# Wynn AR. and a Bottle of Pills



## l0cate (Jan 20, 2010)

What a long crazy fuqed up trip it’s been. Wynn, AR 
Current mood:




adventurous 
*What a long crazy fuqed up trip it's been. Wynn, AR*

So there I am, locked up in some back woods Arkanasas jail. There was no trial, no lawyar, no bond. They just locked me up and didn't tell me anything. I would ask the gards "When will I be going to court?" and they would just tell me soon. It was always soon. Everything you asked for even towlet paper the answer would be soon. Man I hated those fuqs. 
So in the tank I was in there were 3 other people. 
Farmer - 23 been in prison since he was 17, he was huge, but the nicest guy you would ever meet untill you pissed him off. He once said :Yep it's time to go back to Solitary Confinment. Then he ripped the TV down and smashed it on the floor. That sucked because there was no more TV after that. There was no more Farmer either.
The "Black Guy" that is what we called him, I don't know what his name was he wouldn't tell us. He just wanted to be called "Black Guy" He had taken someones eye out with a knife.
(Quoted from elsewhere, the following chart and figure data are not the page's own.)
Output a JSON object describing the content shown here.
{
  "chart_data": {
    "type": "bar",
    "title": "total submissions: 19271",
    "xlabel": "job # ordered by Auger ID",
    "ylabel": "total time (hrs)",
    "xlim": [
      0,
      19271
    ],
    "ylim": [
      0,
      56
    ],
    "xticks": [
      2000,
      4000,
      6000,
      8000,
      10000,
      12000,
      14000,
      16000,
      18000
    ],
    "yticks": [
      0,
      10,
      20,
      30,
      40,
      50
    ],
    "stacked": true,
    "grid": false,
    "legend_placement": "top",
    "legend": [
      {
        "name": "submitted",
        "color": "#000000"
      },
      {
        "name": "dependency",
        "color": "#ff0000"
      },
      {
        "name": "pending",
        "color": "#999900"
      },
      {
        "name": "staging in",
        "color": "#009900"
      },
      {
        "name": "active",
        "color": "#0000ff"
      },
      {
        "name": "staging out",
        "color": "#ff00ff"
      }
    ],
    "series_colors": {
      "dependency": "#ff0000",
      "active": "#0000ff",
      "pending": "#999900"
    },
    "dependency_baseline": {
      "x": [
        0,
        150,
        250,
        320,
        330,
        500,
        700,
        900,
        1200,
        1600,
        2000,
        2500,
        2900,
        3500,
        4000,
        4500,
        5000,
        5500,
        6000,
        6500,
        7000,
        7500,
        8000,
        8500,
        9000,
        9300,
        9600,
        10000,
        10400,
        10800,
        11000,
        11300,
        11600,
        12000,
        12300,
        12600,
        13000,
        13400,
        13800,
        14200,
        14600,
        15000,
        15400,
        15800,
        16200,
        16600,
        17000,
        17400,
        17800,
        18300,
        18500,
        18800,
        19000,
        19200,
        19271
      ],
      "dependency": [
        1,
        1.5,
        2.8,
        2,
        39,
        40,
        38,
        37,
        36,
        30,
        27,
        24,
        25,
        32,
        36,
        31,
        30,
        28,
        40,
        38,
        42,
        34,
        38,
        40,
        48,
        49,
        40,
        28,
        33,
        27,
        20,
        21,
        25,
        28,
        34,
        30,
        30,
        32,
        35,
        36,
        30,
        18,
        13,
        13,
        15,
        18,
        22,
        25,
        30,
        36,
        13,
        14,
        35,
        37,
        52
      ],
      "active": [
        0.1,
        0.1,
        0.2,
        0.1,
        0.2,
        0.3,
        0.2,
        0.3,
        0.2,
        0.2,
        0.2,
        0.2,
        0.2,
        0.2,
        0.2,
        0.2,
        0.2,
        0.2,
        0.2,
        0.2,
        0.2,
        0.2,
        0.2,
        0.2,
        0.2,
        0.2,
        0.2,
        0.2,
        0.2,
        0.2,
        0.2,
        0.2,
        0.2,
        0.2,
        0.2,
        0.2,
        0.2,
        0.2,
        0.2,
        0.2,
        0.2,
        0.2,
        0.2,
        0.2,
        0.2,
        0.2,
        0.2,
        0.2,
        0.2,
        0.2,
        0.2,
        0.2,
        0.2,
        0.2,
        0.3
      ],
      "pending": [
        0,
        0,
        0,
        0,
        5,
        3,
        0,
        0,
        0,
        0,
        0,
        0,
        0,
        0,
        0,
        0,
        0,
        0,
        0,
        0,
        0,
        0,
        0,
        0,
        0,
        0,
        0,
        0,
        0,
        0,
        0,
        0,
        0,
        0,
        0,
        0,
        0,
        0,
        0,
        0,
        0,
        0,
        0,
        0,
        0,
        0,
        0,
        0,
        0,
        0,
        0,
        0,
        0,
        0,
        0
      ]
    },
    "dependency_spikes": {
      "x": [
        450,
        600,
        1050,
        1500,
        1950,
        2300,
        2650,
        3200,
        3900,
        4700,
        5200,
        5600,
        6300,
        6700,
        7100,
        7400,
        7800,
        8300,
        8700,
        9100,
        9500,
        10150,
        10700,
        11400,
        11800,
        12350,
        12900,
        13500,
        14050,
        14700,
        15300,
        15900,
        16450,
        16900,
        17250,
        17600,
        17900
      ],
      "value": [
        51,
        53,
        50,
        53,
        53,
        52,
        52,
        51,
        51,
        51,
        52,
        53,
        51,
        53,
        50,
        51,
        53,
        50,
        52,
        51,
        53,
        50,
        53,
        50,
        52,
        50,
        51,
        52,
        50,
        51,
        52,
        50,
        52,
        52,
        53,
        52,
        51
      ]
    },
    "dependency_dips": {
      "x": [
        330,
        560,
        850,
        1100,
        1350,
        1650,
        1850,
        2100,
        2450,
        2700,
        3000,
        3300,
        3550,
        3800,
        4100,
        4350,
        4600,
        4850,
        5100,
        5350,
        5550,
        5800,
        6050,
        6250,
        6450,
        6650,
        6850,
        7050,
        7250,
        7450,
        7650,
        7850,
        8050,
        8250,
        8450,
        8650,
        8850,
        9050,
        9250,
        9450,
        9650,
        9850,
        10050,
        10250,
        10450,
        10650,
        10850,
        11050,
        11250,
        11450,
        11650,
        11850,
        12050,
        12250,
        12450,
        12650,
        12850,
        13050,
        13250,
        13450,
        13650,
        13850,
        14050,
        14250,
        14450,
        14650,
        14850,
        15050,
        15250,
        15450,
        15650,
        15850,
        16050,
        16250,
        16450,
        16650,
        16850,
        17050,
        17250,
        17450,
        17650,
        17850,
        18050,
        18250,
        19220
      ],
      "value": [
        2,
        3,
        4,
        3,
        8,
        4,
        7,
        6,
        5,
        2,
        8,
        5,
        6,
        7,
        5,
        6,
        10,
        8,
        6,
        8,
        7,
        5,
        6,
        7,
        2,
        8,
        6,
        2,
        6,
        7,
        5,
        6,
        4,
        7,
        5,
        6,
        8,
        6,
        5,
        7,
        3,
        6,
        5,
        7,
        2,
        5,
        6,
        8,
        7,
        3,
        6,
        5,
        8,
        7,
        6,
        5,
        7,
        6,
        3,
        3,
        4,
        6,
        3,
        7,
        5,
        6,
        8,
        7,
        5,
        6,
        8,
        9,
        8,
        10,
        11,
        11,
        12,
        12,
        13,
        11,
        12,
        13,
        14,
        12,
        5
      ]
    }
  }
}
They had came up behind him and hit him in the head with a 2x4 and tried to rob him, so he took out his knife and stabbed the guy in the eye. 
The "Old Man" that is what we called him. He was 79, had a cain and a habbit of crack and hookers. That was why he was in there. He was a regular. From what I was told he would get out and be back in before the week would be up. 
So here I was, stuck. I sat there for 3 weeks. Then finally one day they came to my cell and said I was released. The evidence had turned up missing. lol What kind of luck is that. Man they let me out and I made a b-line for Memphis. They even left the 6 beers in my bag. So I was back on the road. But I vowed to walk out of this shit whole state. That was twice I had been arrested there and I wasn't taking anymore chances. It was 55 miles to Memphis. So I started walking.
I walked all day and that night everytime I stoped to rest the mesquitos would attack. So I had to keep walking. The road I was on was a lonely back woods highway. It was one of those roads that the locals use to get accross the stats but the travelers don't know about. So there was no one on it. I was alone and it was dark. No lights, nothing just pavment, and distance. Sometime around 2 or 3 I saw a school. There was busses parked outside and I decided to go sleep in one of them . I knew I could just walk up and push the door in and get inside. So I did. I slept hard. I was exhausted. I had been walking for 20 hours and I had hardly stoped. When I woke up I noticed there was keys in the ignition. Man I wanted to take that bus. But there was no way I would go back to jail again. So I started walking again. Sometime the next evening I crossed to mississippi river into Memphis.


----------



## Deleted member 20 (Jan 21, 2010)

Shit man, I am unsur ebut knowing me I would prob have taking that bitch. No I wouldnt have stopped to pick up Kiddies waiting to go to school. I once stole a full size garbage truck after the known stolen car in my neighborhood got a flat with no spare & or jack. I was with another former US Marine fresh from IRAQ & after some beers we set out. I met him at the bus station that night, he lived in east rockaway Ny on the island & his bro just happened to have his own tat shop & if I got us there; free ink was promised. We didnt get but 5 miles before that beast just wouldnt go up a steep incline(it must have been at the garage to get its tranny fixed) who knew? Anyway no tats that night or ever prior or after. My skin has only scars & in the crowds I run with am usually the only one without identifiable ink. Some day, maybe; maybe not. nice story.


----------